You don’t have just one credit score — you have hundreds, and they change constantly.
The scores most commonly used in lending decisions were introduced by the Fair Isaac Corp. more than 25 years ago and are known as FICO scores. VantageScore, developed jointly by the three major credit bureaus and introduced in 2006, is its main competitor.
FICO and VantageScore each use a proprietary formula designed to predict how likely you are to repay a loan or credit card balance as agreed. They make money each time a lender uses their formulas to make a lending decision.
The formulas are applied to data from each of the three major credit bureaus — Equifax, Experian and TransUnion — which is why the same credit scoring formula can generate three different results. (That’s six scores already, if you’re counting.)
Even the same score has different versions
The reasons your credit scores differ can go beyond which bureau’s credit report is used or whose algorithm generates the result.
Credit score algorithms are revised from time to time, and creditors may be slow to adopt a newer one. It’s sort of like choosing to use Windows 7 even though Windows 10 is available. The FICO 8, introduced in 2009, is in widest use — but several previous generations are also still in use, as is the newest version, FICO 9.
VantageScore’s most recent version, the 3.0, was introduced in 2013.
If you want to track your score over time, you’ll want to use not only the same brand of score but the same version of it as well.
The differences between FICO and VantageScore
FICO is by far the more widely used score by lenders.
VantageScore, on the other hand, is usually the one given out for free as an educational tool on personal finance websites. However, it’s gaining traction with both consumers and lenders.
Differences in FICO 8 (the most widely used version) and VantageScore 3.0 (the current version) include:
How paid-off collections are treated: Although they remain on your credit report for seven years, VantageScore 3.0 disregards paid-off collections for scoring purposes. The newer FICO 9, not yet in wide use, also discounts paid-off collections, but the widely used FICO 8 does consider them.
Use of so-called alternative data: If things like rent or utility payments are reported, VantageScore includes them in scoring. (FICO, along with partners Equifax and LexisNexis Risk Solutions, is pilot-testing an alternative score called the FICO XD.)
How long a person needs to have had credit to generate a score: With FICO, it’s six months, but VantageScore can generate a score after 30 days.
How recently a credit account was used: For FICO, at least one account has to have been used in the past six months; VantageScore looks back 24 months.

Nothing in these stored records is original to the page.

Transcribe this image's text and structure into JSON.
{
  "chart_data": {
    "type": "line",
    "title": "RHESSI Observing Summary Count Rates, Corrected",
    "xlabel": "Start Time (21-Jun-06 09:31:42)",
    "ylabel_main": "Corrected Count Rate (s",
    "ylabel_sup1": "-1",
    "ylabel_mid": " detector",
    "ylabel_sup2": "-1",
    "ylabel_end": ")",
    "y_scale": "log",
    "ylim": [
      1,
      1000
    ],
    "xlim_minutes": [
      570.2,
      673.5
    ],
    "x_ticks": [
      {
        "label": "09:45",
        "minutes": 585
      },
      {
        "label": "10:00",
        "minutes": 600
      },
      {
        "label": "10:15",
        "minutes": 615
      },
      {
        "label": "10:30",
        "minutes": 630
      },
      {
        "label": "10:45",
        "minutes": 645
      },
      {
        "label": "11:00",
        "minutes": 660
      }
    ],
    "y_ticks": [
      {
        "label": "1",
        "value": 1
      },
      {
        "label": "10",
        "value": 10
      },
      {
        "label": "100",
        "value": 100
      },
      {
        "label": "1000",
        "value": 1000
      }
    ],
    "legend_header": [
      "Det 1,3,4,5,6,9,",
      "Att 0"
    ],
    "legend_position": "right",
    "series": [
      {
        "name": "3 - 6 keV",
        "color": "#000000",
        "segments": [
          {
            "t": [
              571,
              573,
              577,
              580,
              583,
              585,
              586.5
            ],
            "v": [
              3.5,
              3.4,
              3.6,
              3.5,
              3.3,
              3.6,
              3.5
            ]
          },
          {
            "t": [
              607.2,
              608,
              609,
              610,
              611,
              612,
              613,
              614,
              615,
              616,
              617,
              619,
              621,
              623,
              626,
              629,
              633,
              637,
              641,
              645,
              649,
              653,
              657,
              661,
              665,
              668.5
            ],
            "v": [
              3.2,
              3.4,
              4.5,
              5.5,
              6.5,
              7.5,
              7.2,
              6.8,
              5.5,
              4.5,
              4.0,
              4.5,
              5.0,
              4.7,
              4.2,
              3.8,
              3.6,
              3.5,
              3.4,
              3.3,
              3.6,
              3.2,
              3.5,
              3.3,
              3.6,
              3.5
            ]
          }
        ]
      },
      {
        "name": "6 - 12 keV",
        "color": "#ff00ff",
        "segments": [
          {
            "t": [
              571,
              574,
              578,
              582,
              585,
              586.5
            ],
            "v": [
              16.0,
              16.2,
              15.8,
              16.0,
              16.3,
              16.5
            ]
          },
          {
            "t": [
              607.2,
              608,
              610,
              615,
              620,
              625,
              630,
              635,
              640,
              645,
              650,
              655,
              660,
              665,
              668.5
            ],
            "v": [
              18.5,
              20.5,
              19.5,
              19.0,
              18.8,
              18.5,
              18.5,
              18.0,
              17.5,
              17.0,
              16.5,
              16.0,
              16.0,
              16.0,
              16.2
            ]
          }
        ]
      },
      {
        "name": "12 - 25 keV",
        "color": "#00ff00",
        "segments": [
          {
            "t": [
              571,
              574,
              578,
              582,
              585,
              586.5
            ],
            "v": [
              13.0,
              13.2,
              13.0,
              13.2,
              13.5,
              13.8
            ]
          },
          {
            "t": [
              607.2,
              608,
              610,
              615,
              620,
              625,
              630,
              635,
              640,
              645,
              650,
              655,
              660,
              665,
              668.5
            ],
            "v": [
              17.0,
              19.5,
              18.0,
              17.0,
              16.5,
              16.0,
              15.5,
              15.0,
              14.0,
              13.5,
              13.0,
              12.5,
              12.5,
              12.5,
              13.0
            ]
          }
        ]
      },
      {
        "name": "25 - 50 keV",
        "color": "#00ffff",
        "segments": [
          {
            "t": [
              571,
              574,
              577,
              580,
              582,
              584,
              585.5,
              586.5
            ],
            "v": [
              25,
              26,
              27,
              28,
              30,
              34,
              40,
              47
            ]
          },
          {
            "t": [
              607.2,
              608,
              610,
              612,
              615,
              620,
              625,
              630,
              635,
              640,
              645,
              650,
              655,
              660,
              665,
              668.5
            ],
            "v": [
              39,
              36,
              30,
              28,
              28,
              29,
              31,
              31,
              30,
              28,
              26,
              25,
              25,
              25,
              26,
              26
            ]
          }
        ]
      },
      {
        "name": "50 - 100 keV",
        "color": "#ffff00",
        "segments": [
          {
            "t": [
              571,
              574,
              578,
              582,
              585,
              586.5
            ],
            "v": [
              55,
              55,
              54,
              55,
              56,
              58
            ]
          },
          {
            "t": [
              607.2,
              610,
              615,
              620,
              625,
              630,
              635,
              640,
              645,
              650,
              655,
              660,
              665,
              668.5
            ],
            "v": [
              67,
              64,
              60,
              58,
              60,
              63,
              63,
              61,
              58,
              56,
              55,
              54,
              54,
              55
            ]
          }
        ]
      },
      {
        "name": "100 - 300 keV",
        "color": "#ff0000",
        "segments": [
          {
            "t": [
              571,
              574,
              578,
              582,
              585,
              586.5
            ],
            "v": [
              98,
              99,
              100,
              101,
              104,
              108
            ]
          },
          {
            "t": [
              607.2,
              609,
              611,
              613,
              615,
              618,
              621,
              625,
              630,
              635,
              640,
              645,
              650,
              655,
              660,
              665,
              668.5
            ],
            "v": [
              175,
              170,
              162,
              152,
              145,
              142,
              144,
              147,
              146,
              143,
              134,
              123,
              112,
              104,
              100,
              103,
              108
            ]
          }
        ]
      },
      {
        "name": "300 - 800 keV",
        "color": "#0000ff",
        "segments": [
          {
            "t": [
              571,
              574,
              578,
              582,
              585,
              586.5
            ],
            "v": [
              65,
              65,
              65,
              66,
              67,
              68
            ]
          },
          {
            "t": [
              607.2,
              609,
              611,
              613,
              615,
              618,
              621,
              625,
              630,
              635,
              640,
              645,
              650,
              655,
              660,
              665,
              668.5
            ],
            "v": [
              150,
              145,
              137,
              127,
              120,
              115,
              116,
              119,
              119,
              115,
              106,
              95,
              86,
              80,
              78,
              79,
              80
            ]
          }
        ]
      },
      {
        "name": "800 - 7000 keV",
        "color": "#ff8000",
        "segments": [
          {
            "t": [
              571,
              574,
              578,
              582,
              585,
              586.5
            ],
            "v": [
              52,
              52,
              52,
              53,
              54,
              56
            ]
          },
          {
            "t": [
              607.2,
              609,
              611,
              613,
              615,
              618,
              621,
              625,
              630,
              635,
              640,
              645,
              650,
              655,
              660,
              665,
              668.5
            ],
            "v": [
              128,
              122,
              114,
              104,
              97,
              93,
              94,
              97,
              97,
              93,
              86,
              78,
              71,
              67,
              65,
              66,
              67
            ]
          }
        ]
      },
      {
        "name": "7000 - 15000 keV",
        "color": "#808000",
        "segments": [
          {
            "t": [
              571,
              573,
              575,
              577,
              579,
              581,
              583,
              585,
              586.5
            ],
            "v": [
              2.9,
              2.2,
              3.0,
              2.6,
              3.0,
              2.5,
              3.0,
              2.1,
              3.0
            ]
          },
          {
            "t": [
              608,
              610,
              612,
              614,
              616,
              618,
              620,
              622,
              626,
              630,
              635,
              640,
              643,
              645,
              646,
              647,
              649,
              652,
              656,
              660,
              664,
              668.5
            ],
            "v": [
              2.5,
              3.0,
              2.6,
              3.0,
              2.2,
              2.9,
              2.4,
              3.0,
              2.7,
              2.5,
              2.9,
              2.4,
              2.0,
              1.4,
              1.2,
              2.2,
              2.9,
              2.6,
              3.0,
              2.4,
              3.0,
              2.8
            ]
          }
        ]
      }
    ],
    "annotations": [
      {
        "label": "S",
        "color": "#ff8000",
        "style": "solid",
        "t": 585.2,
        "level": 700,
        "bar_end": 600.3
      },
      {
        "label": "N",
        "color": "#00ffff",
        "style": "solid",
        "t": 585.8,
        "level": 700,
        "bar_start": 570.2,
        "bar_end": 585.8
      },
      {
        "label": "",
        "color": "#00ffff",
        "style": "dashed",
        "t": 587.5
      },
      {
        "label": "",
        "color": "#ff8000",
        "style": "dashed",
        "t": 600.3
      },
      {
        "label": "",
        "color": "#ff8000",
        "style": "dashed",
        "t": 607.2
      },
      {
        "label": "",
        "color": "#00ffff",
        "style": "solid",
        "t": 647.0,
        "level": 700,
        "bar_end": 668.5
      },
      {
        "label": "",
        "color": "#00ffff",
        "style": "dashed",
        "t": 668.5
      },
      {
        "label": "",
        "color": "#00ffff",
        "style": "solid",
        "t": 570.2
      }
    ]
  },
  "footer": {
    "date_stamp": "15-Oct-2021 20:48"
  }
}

One credit history, many credit scores
If you apply for credit, you don’t get to choose which score is used to assess your creditworthiness.
Many lenders check only one credit bureau’s score and/or report, because they pay for each inquiry. For big purchases such as a house, a lender might look at information from all three credit bureaus.
Your score is also not fixed. It’s calculated on demand, and fluctuations are normal. You can think of it as a little like a blood test: The values may change, but as long as they stay within a healthy range, it’s of little concern.
The variations are almost endless, but they all weigh your credit history — which you control. And the things you do to improve your credit will work on all of them.
But wait, there are even more credit scores
It’s also not uncommon for a lender or retailer to tweak a score slightly to customize it.
Information from your credit report is the fuel for specialty credit reports that zero in on a particular kind of risk.
Auto loan scores, for example, weigh whether you’ve made your car payments on time in the past more heavily than some other scores do. You have specialty scores developed for credit cards, auto insurance and mortgages, as well.
So how many scores do you have? Fewer than the stars in the sky and many more than you can buy from myFICO, which sells the 19 most commonly used FICO scores directly to consumers.
How to get a free peek at your credit score
Although federal law gives you the right to see your credit reports for free at least annually, that right doesn’t apply to your credit score unless you are denied credit or insurance because of it.
Other specialty scores are available for landlords, insurers, banks and more. The Consumer Financial Protection Bureau has a list of consumer reporting agencies that may have data about you. You have a right to see the data, and in most cases it’s free. (The CFPB document has instructions on how to decide which reports are most relevant to you and how to request them.)